A New York jury found former President Donald Trump guilty on all 34 criminal counts related to falsifying business records last week, prompting outcry that New York Judge Juan Merchan, who was handpicked to handle the case and who donated to Joe Biden, committed misconduct during the trial, including how he handled the jury instructions. A CNN senior legal analyst reported that the case was full of so many legal stretches that employees of Manhattan District Attorney Alvin Bragg’s office referred to it as the “zombie case.”
Daniel Street, an attorney in Louisiana who writes about lawfare, told The Tennessee Star the jury instructions were “terrible.”
“The judge literally MADE UP the ‘intent to defraud’ instruction,” he said. “That is not what the New York case law says. And the verdict form was trash too. No finding required for ANY of the underlying ‘crimes.’ None. Not one finding on the State law ‘unlawfully influencing the election’ . . . and NOT ONE finding on any of the three underlying ‘crimes’ the influencing the election charge was predicated on. Just unreal.”
Judges normally choose sections from standardized jury instructions, taking into account input from the attorneys on opposing sides. They can pick and choose which parts of the templates they use, and add specialized instructions of their own.
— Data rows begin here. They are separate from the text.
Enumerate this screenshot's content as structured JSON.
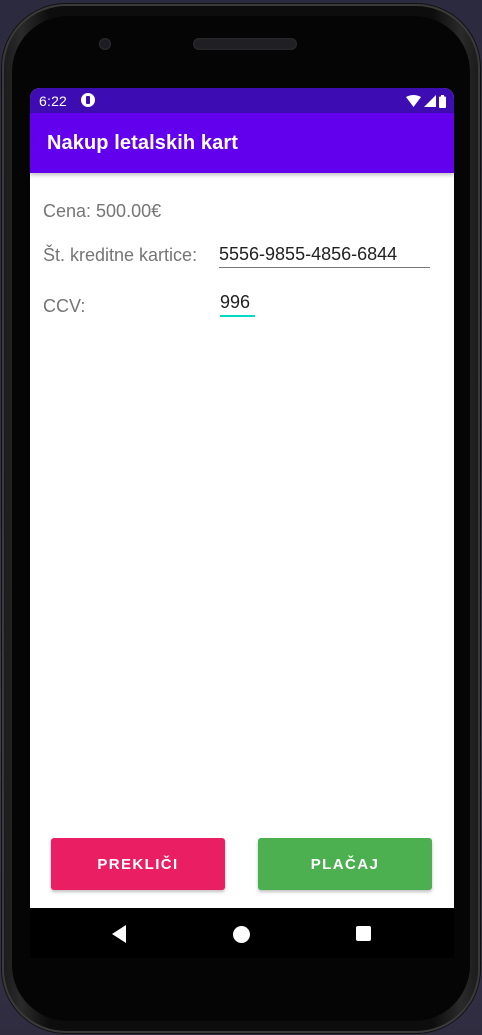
{
  "status_bar": {
    "time": "6:22",
    "app_icon": "notification-app-icon",
    "icons": [
      "wifi-icon",
      "signal-icon",
      "battery-icon"
    ]
  },
  "toolbar": {
    "title": "Nakup letalskih kart"
  },
  "form": {
    "price_label": "Cena: 500.00€",
    "card_label": "Št. kreditne kartice:",
    "card_value": "5556-9855-4856-6844",
    "ccv_label": "CCV:",
    "ccv_value": "996"
  },
  "buttons": {
    "cancel_label": "PREKLIČI",
    "pay_label": "PLAČAJ"
  },
  "nav": {
    "icons": [
      "back-icon",
      "home-icon",
      "recents-icon"
    ]
  },
  "colors": {
    "status_bar": "#3e0cb3",
    "toolbar": "#6200ee",
    "cancel_button": "#e91e63",
    "pay_button": "#4caf50",
    "focus_accent": "#03dac5"
  }
}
Merchan used many sections from New York’s template for jury instructions that appeared to favor the prosecution, and added new sections of his own.
Greg Germain, a professor at Syracuse University College of Law in New York, told Newsweek that Merchan’s jury instructions were biased towards the prosecution. “The jury instructions are so favorable to the prosecution, and so unclear about what the jurors have to find to convict, that I expect they are very confused about what the case is about,” he said.
Advocate magazine explained — and even encouraged — biasing jury instructions to favor one party. “Effectively used, the terms and elements set forth in the instructions compel the jury to find in your favor, should the elements be satisfied with the facts and evidence you’ve presented,” an attorney argued in a 2020 article. He added, “[U]se of instructions to argue your case is sadly often overlooked.”
Similarly, an attorney writing at Pillsbury Law published an article entitled “Crafting Jury Instructions to Win Trials and Appeals.”